Il paraît que les croisés appartenaient à deux nations et formèrent deux troupes qui suivirent une route opposée. Les uns, partis de l'Allemagne, traversèrent la Saxe, les Alpes, et arrivèrent jusqu'aux bords de la mer Adriatique; la France fournit les autres; et ceux-ci, rassemblés aux environs de Paris, traversèrent la Bourgogne et arrivèrent à Marseille, lieu de leur embarquement.
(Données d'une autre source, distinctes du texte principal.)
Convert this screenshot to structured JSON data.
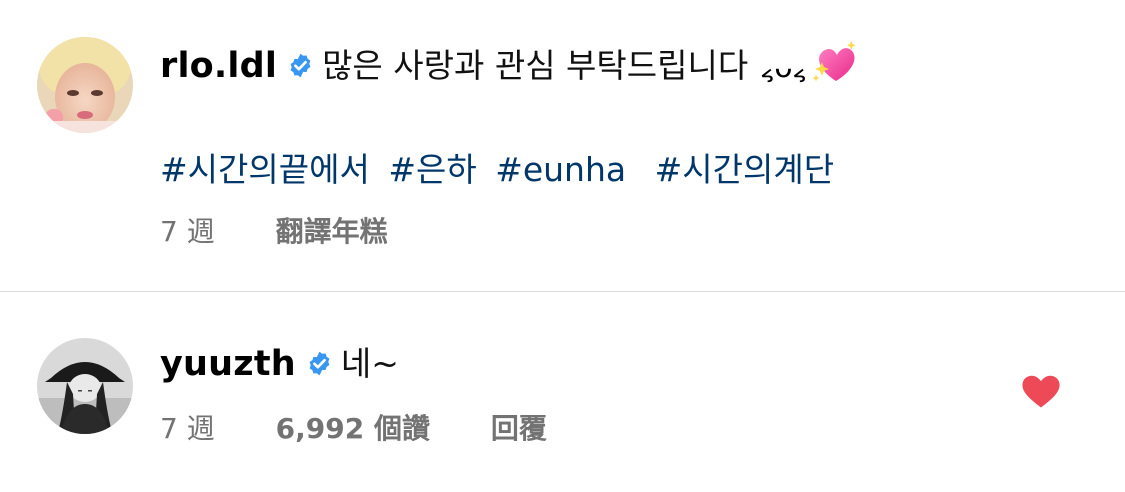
{
  "comments": [
    {
      "username": "rlo.ldl",
      "verified": true,
      "text": "많은 사랑과 관심 부탁드립니다",
      "emoticon": "៹ᴗ៹",
      "emoji_icon": "sparkling-heart-icon",
      "hashtags": [
        "#시간의끝에서",
        "#은하",
        "#eunha",
        "#시간의계단"
      ],
      "time": "7 週",
      "action": "翻譯年糕"
    },
    {
      "username": "yuuzth",
      "verified": true,
      "text": "네~",
      "time": "7 週",
      "likes": "6,992 個讚",
      "reply": "回覆",
      "liked": true
    }
  ],
  "colors": {
    "hashtag": "#00376b",
    "verified": "#3897f0",
    "meta": "#737373",
    "liked_heart": "#ed4956",
    "divider": "#dbdbdb"
  }
}
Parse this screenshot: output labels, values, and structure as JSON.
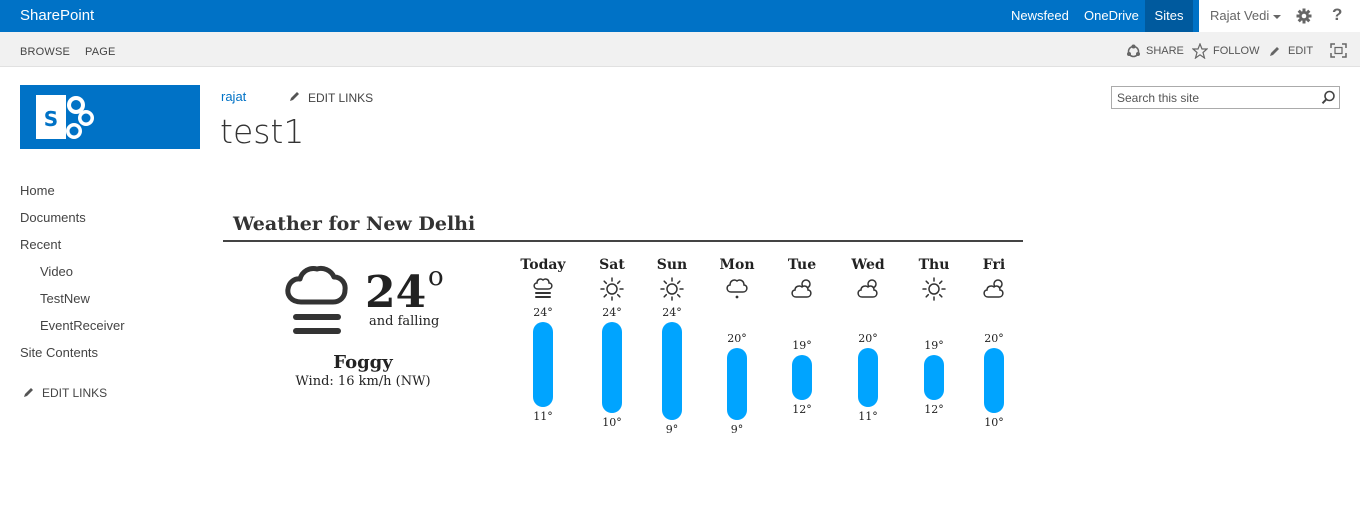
{
  "suite": {
    "brand": "SharePoint",
    "nav": [
      "Newsfeed",
      "OneDrive",
      "Sites"
    ],
    "active_nav": "Sites",
    "user": "Rajat Vedi"
  },
  "ribbon": {
    "tabs": [
      "BROWSE",
      "PAGE"
    ],
    "actions": {
      "share": "SHARE",
      "follow": "FOLLOW",
      "edit": "EDIT"
    }
  },
  "header": {
    "breadcrumb": "rajat",
    "edit_links": "EDIT LINKS",
    "site_title": "test1",
    "search_placeholder": "Search this site"
  },
  "quicklaunch": {
    "items": [
      {
        "label": "Home",
        "indent": false
      },
      {
        "label": "Documents",
        "indent": false
      },
      {
        "label": "Recent",
        "indent": false
      },
      {
        "label": "Video",
        "indent": true
      },
      {
        "label": "TestNew",
        "indent": true
      },
      {
        "label": "EventReceiver",
        "indent": true
      },
      {
        "label": "Site Contents",
        "indent": false
      }
    ],
    "edit_links": "EDIT LINKS"
  },
  "weather": {
    "title": "Weather for New Delhi",
    "current": {
      "temp": "24",
      "degree": "o",
      "trend": "and falling",
      "condition": "Foggy",
      "wind": "Wind: 16 km/h (NW)",
      "icon": "fog-icon"
    },
    "forecast": [
      {
        "day": "Today",
        "icon": "fog-icon",
        "hi": 24,
        "lo": 11
      },
      {
        "day": "Sat",
        "icon": "sun-icon",
        "hi": 24,
        "lo": 10
      },
      {
        "day": "Sun",
        "icon": "sun-icon",
        "hi": 24,
        "lo": 9
      },
      {
        "day": "Mon",
        "icon": "cloud-drizzle-icon",
        "hi": 20,
        "lo": 9
      },
      {
        "day": "Tue",
        "icon": "partly-cloudy-icon",
        "hi": 19,
        "lo": 12
      },
      {
        "day": "Wed",
        "icon": "partly-cloudy-icon",
        "hi": 20,
        "lo": 11
      },
      {
        "day": "Thu",
        "icon": "sun-icon",
        "hi": 19,
        "lo": 12
      },
      {
        "day": "Fri",
        "icon": "partly-cloudy-icon",
        "hi": 20,
        "lo": 10
      }
    ]
  },
  "colors": {
    "suite_blue": "#0072c6",
    "bar_blue": "#00a4ff"
  }
}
Les prestiges, les fascinations, l'annonce de prodiges, furent employés pour soulever cette jeunesse et la mettre en mouvement. On rapportait, selon Vincent de Beauvais [188], que le Vieux de la Montagne, qui avait coutume d'élever des Arsacides depuis l'âge le plus tendre, retenait deux clercs captifs, et ne leur accorda la liberté que lorsqu'ils lui eurent promis de lui ramener de jeunes garçons de la France. L'opinion était donc que ces enfants, trompés par de fausses visions et séduits par les promesses des deux clercs, se revêtirent du signe de la croix.
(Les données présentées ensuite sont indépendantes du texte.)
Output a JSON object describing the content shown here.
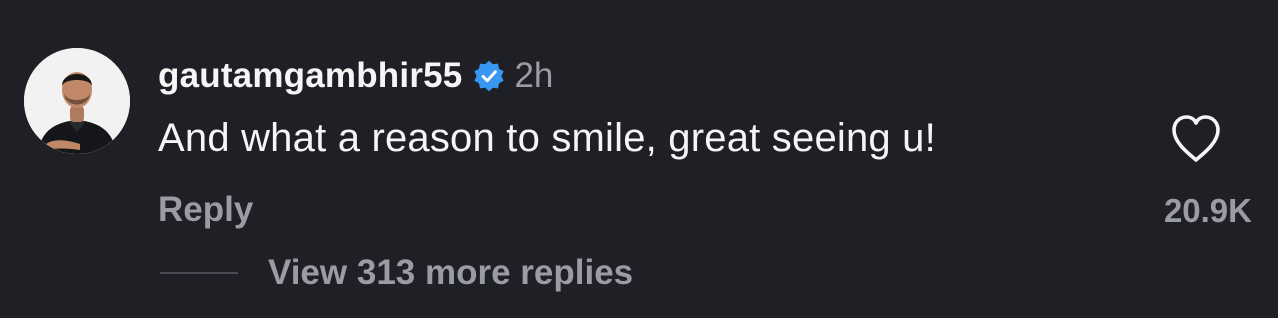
{
  "comment": {
    "username": "gautamgambhir55",
    "verified_icon": "verified-badge-icon",
    "time_ago": "2h",
    "text": "And what a reason to smile, great seeing u!",
    "reply_label": "Reply",
    "like_icon": "heart-outline-icon",
    "like_count": "20.9K",
    "view_replies_label": "View 313 more replies"
  },
  "colors": {
    "background": "#1f2026",
    "primary_text": "#f5f5f5",
    "secondary_text": "#9a9ba3",
    "verified_badge": "#3897f0"
  }
}
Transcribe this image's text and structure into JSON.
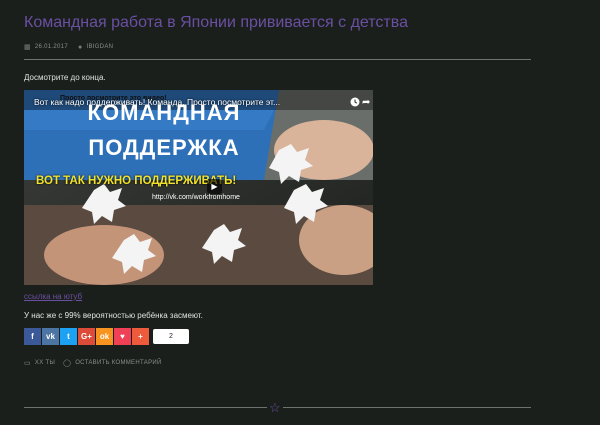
{
  "post": {
    "title": "Командная работа в Японии прививается с детства",
    "date": "26.01.2017",
    "author": "IBIGDAN",
    "intro": "Досмотрите до конца.",
    "link_text": "ссылка на ютуб",
    "stat_text": "У нас же с 99% вероятностью ребёнка засмеют.",
    "category": "ХХ ТЫ",
    "comment_link": "ОСТАВИТЬ КОММЕНТАРИЙ"
  },
  "video": {
    "title": "Вот как надо поддерживать! Команда. Просто посмотрите эт...",
    "overlay_small": "Просто посмотрите это видео!",
    "banner_line1": "КОМАНДНАЯ",
    "banner_line2": "ПОДДЕРЖКА",
    "yellow_line": "ВОТ ТАК НУЖНО ПОДДЕРЖИВАТЬ!",
    "url": "http://vk.com/workfromhome"
  },
  "share": {
    "buttons": [
      {
        "name": "facebook",
        "glyph": "f",
        "color": "#3b5998"
      },
      {
        "name": "vk",
        "glyph": "vk",
        "color": "#4c75a3"
      },
      {
        "name": "twitter",
        "glyph": "t",
        "color": "#1da1f2"
      },
      {
        "name": "google-plus",
        "glyph": "G+",
        "color": "#dd4b39"
      },
      {
        "name": "odnoklassniki",
        "glyph": "ok",
        "color": "#f7931e"
      },
      {
        "name": "pocket",
        "glyph": "♥",
        "color": "#ef4056"
      },
      {
        "name": "more",
        "glyph": "+",
        "color": "#ee5a3c"
      }
    ],
    "count": "2"
  }
}
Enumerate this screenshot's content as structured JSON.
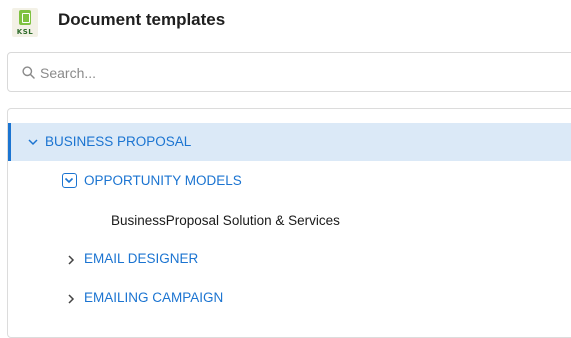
{
  "header": {
    "logo_text": "KSL",
    "title": "Document templates"
  },
  "search": {
    "placeholder": "Search..."
  },
  "tree": {
    "items": [
      {
        "label": "BUSINESS PROPOSAL",
        "state": "expanded",
        "selected": true
      },
      {
        "label": "OPPORTUNITY MODELS",
        "state": "expanded",
        "focused": true
      },
      {
        "label": "BusinessProposal Solution & Services",
        "type": "leaf"
      },
      {
        "label": "EMAIL DESIGNER",
        "state": "collapsed"
      },
      {
        "label": "EMAILING CAMPAIGN",
        "state": "collapsed"
      }
    ]
  },
  "colors": {
    "accent": "#1b74d1",
    "selected_background": "#dbe9f7"
  }
}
Le promoteur de la croisade en Allemagne était un certain Nicolas, Allemand de nation. Cette multitude d'enfants s'était persuadée, dit Bizarre [189], à l'aide d'une fausse révélation, que la sécheresse serait telle cette année que les abîmes de la mer se trouveraient à sec; et elle était venue à Gênes dans l'intention de se rendre à Jérusalem en suivant le lit aride de la Méditerranée.
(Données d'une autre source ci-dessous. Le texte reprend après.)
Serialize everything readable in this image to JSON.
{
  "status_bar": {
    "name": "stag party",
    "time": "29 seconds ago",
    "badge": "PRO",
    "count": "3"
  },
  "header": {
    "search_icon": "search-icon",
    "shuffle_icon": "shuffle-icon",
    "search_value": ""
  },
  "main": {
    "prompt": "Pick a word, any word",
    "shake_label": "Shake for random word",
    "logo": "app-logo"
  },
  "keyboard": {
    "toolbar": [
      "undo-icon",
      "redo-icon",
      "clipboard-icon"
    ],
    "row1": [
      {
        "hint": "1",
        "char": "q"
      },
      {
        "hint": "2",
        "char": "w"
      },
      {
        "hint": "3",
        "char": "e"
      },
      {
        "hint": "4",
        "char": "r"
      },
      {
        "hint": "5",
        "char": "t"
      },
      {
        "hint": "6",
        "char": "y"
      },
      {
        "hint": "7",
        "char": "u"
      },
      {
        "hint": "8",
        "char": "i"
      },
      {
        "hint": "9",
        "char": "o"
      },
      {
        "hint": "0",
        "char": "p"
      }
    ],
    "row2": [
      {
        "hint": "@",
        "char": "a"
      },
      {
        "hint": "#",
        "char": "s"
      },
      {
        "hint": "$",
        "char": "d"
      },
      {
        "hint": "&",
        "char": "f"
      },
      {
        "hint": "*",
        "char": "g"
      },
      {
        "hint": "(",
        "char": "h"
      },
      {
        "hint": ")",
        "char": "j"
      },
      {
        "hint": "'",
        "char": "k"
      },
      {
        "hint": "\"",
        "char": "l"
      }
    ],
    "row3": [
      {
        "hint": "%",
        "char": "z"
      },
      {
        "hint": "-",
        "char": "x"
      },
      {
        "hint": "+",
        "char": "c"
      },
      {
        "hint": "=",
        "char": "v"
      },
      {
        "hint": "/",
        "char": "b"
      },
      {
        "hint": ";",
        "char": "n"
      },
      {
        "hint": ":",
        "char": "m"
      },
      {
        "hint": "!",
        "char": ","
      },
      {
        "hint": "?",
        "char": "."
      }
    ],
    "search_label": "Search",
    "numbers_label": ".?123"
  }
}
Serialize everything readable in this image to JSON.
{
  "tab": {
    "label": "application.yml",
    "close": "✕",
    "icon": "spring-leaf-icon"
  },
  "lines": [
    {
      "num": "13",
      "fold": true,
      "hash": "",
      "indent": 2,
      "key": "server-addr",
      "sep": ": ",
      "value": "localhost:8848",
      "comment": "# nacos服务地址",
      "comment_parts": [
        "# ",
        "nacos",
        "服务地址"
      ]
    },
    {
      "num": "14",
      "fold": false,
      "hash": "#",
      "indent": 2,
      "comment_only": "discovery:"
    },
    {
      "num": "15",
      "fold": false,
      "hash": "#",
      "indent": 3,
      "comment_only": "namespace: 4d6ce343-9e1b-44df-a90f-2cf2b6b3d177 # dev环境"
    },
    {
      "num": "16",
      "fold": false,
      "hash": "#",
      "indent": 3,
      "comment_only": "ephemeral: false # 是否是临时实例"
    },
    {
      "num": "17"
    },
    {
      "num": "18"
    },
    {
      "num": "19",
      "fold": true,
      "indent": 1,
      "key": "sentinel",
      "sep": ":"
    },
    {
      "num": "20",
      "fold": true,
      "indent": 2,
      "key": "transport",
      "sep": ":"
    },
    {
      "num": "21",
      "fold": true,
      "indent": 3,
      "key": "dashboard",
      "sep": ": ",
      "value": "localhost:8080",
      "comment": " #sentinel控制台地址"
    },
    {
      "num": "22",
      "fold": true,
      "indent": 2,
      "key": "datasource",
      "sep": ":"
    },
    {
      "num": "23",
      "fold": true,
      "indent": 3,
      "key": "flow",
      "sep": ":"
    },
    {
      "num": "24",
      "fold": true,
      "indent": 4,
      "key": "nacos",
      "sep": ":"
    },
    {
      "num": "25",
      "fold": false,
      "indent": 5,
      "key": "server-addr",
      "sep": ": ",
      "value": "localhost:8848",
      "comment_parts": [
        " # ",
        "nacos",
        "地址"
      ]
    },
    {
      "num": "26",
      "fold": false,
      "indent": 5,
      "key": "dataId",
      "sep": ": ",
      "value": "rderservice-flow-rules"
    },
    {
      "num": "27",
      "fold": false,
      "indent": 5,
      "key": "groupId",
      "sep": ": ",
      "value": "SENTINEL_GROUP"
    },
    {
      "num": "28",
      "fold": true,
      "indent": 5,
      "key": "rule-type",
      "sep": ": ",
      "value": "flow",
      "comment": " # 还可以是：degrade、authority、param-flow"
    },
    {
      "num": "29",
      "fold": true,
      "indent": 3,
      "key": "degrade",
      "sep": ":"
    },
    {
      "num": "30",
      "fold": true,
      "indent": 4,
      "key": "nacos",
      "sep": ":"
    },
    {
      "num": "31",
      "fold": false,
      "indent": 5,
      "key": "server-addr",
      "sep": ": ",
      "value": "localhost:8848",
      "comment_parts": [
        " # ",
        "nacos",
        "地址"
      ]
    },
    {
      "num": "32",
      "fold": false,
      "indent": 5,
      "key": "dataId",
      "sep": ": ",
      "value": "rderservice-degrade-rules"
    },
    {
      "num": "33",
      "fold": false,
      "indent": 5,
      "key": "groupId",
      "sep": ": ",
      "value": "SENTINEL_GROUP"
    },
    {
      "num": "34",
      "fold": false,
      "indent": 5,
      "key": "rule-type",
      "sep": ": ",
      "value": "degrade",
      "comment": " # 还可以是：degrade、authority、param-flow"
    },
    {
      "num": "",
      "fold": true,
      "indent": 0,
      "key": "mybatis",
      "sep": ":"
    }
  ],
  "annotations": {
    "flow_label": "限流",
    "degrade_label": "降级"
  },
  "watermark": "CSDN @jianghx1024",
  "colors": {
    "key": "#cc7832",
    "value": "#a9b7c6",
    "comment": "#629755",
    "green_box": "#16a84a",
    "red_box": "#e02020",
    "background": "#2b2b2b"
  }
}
La composition de ces troupes répondait parfaitement à ces moyens de séduction. On y voyait des enfants de tout âge, de toute condition, même de tout sexe; quelques-uns n'avaient pas plus de douze ans; ils se mettaient en route des villes et des villages, sans chefs, sans guides, sans aucune provision, ayant la bourse vide. En vain leurs parents, leurs amis, cherchaient à les retenir, en leur montrant la folie d'une telle expédition; la captivité dans laquelle on les condamnait redoublait leur ardeur; brisant les portes, ou s'ouvrant une issue à travers les murs, ils parvenaient à s'échapper et allaient rejoindre leurs bandes respectives. Si on les interrogeait sur le but de leur voyage, ils répondaient qu'ils allaient visiter les lieux saints [190]. Quoiqu'un pèlerinage commencé sous de semblables auspices, marqué de toutes sortes d'excès, dût être un objet de scandale plutôt que d'édification, il y eut des gens assez peu sensés pour y voir un effet de la toute-puissance de Dieu; des hommes, des femmes quittèrent leurs maisons et leurs champs, et se joignirent aux troupes vagabondes, croyant suivre la voie du salut; d'autres leur fournirent de l'argent et des vivres, pensant aider des âmes inspirées de Dieu et guidées par les sentiments d'une vive piété. Le pape, instruit de leur marche, dit en gémissant: «Ces enfants nous reprochent d'être plongés dans le sommeil, tandis qu'ils volent à la défense de la Terre Sainte.» Si des hommes prévoyants, parmi le clergé, blâmaient ouvertement cette expédition, on donnait l'incrédulité et l'avarice pour motif de leurs censures; et afin d'éviter le mépris public, la sagesse était condamnée au silence.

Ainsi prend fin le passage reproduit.